Mayhew picked these deals because they offered the best relative value. “We see an awful lot of deals but the proportion that we invest in is quite low,” he says.
This is the result of a combination of M&G’s international ratings and if it considers the price to be good value. “In the parts of the market where demand exceeds supply, the thing that gives is price.
“There can be a business that we know would be great as a credit within a client’s portfolio, but the price isn’t good. That is where the discipline of the investment manager comes in.
“We could deploy a lot of money for our pension fund clients’ quite quickly, but it would not look very pretty,” Mayhew says. “That is not why they appointed a fund manager. They are looking to gain an asset class but at good relative value.”
A WAY IN
Infrastructure lending is just one area of the private debt market that has become a growing fixture in institutional portfolios since the financial crisis.
Investors’ cutting out the middleman, which typically means a bank, to lend money directly to companies and projects is a market that has boomed in the past decade for pension schemes and insurers.
New regulation means that banks need to keep more of their capital in reserve against the risk they carry in their loan book.
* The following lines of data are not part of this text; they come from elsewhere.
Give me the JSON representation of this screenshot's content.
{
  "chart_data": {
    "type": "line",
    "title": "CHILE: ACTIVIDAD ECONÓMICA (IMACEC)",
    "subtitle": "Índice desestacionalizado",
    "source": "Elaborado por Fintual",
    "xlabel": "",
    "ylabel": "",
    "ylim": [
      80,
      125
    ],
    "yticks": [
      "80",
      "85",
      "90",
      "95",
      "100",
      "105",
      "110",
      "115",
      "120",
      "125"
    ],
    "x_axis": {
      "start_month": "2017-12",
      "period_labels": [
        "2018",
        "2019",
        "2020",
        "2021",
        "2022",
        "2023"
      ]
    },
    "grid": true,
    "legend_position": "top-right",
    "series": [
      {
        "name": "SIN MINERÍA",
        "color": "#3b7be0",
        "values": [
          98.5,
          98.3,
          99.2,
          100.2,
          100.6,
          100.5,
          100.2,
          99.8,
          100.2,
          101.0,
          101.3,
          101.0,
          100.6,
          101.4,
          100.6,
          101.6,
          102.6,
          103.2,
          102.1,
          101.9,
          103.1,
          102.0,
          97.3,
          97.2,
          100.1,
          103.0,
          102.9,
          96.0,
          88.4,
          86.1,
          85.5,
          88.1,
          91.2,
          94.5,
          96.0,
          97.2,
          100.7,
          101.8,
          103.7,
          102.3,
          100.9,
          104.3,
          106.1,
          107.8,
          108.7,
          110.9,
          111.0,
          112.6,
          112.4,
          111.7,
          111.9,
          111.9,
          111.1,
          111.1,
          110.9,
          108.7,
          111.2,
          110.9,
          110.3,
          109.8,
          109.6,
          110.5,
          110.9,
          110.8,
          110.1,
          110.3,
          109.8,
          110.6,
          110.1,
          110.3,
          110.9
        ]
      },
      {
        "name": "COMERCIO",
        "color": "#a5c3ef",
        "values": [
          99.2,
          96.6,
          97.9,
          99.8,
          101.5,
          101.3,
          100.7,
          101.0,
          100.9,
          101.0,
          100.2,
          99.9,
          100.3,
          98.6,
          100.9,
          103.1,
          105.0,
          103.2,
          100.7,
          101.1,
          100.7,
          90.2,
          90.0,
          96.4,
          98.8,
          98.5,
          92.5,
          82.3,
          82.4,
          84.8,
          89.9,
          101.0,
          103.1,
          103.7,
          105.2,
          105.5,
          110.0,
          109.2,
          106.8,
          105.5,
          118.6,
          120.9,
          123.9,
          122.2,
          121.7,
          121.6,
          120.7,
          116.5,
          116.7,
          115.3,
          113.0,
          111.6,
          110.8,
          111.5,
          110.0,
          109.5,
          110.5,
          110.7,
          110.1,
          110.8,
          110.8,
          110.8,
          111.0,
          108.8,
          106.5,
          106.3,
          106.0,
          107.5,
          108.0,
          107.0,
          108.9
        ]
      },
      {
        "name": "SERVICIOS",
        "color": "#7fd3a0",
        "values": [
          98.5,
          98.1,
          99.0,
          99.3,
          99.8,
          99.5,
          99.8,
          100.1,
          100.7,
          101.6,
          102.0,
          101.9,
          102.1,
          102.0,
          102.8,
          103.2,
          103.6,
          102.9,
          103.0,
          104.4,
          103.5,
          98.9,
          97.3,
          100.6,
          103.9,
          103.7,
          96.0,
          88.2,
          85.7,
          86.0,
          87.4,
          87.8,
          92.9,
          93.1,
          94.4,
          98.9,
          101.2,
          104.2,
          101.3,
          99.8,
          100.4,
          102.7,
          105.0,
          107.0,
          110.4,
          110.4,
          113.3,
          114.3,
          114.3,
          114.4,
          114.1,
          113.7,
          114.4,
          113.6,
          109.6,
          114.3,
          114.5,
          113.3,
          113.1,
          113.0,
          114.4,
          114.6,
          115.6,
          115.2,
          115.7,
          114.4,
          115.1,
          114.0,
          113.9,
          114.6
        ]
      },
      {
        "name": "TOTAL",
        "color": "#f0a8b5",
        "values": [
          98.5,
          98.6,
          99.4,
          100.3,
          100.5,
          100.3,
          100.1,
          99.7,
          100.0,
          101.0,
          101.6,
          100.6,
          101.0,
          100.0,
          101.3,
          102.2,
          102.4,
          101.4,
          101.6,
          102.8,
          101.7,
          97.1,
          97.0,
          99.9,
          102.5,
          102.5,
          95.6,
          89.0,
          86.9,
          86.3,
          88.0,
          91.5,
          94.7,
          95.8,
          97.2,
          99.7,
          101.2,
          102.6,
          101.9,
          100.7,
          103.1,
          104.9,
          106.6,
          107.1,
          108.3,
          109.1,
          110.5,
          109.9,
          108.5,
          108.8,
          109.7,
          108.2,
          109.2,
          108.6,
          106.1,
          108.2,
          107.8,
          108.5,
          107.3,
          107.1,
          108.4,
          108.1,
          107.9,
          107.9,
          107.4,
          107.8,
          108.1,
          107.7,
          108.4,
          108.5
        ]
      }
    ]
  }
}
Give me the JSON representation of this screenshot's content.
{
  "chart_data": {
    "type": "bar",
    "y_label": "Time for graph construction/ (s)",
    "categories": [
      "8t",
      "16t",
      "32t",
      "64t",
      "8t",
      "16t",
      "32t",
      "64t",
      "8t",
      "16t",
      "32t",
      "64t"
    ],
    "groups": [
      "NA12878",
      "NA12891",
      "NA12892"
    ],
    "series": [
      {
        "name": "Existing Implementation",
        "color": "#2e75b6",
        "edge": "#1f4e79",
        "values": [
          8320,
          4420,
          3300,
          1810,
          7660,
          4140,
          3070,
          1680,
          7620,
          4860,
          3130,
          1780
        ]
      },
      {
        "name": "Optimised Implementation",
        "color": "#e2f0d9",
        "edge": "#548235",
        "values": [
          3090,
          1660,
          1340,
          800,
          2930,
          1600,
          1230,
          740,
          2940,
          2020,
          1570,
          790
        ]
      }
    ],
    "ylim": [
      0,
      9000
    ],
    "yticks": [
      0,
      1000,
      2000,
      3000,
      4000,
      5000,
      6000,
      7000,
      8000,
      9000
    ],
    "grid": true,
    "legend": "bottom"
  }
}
With gilts offering disappointing returns, institutional investors have looked to fill the gap in the market that was created when the banks pulled out and have been lending directly to those building roads, bridges and renewable energy projects since. However, despite the benefits of gaining such exposure and ignoring the yields on offer, it does not suit every scheme’s needs.
Capital Cranfield’s Giles Payne says that the majority of smaller schemes do not specifically ask about infrastructure debt. “They will be looking more at a broader offering from investment managers.”
He adds that larger schemes, such as those with more than £500m under management, will start looking at specific asset classes.
For those that are interested in gaining exposure or building a portfolio, the lack of new projects compared to the amount of cash looking to get in is an issue.
The supply of greenfield projects has been hit by the lack of PFI deals, which were popular in the 2000s but have faced criticism that the schools and hospitals that they built cost the tax-payer more than they should have done.
This has left many investors to buy brownfield assets in the secondary market. RPMI Railpen’s infrastructure debt book has been built mostly in the secondary market and Greaves describes the approach to expanding its exposure in this space as “opportunistic”.
“We are not going out there looking for that type of cash-flow profile for that long, necessarily,” he adds. “It is more about good risk-adjusted returns for now. On that basis, that asset class is quite often difficult to build an investment case for.”
A spike in new pipeline assets could make the market more accessible and returns more favourable, but with more capital expected to join the billions of pounds already waiting on the sidelines it looks like many will continue to be locked out.